Like Grandma said, a monster.

Grandma draws Shan to the bed and wraps her arms around us both. For a moment, we just sit. Then she says, “Boys, I want you to know that thing Anderson resurrected isn’t your father. He may have his memories, and he may have a replica of Leithan’s body, but he is not Leithan. Your father would never have agreed to murder so many innocent people.”

“How do you know that for sure, Grandma?” Shan asks. He leans back and wipes tears from his eyes. “Dad worked with General Anderson for years. We don’t know what Dad learned from him. I mean, on the way over here, Dad told me I could start calling the general Grandpa.”
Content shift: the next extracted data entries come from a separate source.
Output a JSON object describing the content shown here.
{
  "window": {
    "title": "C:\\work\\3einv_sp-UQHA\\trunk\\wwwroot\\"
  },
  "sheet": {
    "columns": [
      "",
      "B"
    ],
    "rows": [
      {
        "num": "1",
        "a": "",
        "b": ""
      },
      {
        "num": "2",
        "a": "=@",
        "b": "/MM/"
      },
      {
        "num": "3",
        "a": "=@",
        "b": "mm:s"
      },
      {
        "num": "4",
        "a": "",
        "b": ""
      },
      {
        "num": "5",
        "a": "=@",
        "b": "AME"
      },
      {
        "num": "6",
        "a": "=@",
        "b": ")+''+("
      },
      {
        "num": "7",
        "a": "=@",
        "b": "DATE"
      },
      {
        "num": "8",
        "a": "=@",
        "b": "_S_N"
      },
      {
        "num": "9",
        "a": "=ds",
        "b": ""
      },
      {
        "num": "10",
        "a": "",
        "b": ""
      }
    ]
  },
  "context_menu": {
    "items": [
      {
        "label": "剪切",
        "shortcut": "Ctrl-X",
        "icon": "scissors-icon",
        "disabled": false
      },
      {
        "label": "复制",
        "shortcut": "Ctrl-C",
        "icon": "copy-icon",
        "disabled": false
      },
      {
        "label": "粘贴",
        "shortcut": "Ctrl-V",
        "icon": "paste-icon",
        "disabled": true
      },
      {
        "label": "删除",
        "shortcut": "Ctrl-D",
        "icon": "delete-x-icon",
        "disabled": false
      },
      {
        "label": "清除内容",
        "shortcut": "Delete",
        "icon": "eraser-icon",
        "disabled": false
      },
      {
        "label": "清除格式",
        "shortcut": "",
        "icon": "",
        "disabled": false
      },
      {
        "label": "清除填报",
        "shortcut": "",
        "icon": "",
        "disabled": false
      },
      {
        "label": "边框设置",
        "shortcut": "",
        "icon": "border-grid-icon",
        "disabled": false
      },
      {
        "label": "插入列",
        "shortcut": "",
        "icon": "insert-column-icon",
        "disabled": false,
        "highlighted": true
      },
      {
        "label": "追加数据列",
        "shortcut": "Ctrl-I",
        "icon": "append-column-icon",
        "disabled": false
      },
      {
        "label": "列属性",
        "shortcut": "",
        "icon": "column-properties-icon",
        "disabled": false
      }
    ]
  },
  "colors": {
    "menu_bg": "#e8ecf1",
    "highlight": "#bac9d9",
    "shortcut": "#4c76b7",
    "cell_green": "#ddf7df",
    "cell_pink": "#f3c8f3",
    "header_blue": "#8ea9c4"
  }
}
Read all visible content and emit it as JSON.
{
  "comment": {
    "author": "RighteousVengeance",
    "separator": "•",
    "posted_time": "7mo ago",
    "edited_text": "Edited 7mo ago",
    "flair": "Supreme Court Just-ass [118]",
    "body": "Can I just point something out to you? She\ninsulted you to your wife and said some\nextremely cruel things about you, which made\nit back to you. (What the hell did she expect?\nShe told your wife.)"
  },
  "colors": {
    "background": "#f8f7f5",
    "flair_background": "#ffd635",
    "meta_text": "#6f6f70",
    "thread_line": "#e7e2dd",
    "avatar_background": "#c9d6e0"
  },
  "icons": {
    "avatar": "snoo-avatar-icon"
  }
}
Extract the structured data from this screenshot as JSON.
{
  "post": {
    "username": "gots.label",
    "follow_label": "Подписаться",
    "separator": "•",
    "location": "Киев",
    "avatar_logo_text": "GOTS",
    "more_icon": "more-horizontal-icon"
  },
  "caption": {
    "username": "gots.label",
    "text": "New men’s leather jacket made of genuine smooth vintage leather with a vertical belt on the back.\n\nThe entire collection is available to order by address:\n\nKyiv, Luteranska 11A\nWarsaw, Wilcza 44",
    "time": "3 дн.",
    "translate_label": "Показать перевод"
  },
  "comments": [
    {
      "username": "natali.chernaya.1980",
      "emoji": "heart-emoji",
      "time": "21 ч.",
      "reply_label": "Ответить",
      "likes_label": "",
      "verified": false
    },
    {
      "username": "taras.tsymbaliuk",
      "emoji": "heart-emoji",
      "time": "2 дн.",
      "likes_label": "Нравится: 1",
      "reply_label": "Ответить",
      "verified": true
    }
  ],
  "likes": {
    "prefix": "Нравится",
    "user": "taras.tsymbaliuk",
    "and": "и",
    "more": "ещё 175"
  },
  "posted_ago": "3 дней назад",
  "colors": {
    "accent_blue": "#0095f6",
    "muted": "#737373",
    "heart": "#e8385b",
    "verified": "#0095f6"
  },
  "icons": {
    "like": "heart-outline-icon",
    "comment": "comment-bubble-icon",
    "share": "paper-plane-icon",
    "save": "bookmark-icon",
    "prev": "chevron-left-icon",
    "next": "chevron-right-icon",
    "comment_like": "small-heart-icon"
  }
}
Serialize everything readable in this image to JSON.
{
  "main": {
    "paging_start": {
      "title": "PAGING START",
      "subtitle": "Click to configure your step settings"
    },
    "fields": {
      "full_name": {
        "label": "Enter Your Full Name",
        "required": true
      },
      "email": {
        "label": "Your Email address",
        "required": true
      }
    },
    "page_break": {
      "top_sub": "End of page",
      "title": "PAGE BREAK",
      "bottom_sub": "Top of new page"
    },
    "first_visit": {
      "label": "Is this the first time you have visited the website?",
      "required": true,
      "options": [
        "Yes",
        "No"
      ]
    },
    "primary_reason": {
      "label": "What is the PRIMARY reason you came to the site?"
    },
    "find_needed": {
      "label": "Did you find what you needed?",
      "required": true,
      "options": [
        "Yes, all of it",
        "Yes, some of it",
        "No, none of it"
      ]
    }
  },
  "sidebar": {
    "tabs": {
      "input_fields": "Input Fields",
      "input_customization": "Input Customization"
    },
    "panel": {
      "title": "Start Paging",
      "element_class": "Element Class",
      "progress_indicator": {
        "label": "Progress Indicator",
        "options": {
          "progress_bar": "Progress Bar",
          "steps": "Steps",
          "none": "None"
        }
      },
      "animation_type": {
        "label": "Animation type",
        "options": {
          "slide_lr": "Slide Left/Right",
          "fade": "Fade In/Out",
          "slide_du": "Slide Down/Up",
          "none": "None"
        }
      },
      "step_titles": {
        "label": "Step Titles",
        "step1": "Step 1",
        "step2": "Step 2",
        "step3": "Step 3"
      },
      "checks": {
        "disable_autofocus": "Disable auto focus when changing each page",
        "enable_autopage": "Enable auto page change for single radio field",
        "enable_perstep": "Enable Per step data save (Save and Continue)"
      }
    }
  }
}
I almost puke, hearing Shan say that. The general’s confession today was sick. We may share genes with him, but he’ll never be family.

Grandma’s features settle into a gritty determination. “It means nothing. They are nothing to us.”

I still want to know where we are, but before I can ask the outlines of two people appear, wavering near the foot of the bed.

And then Alora and Nate Walker materialize.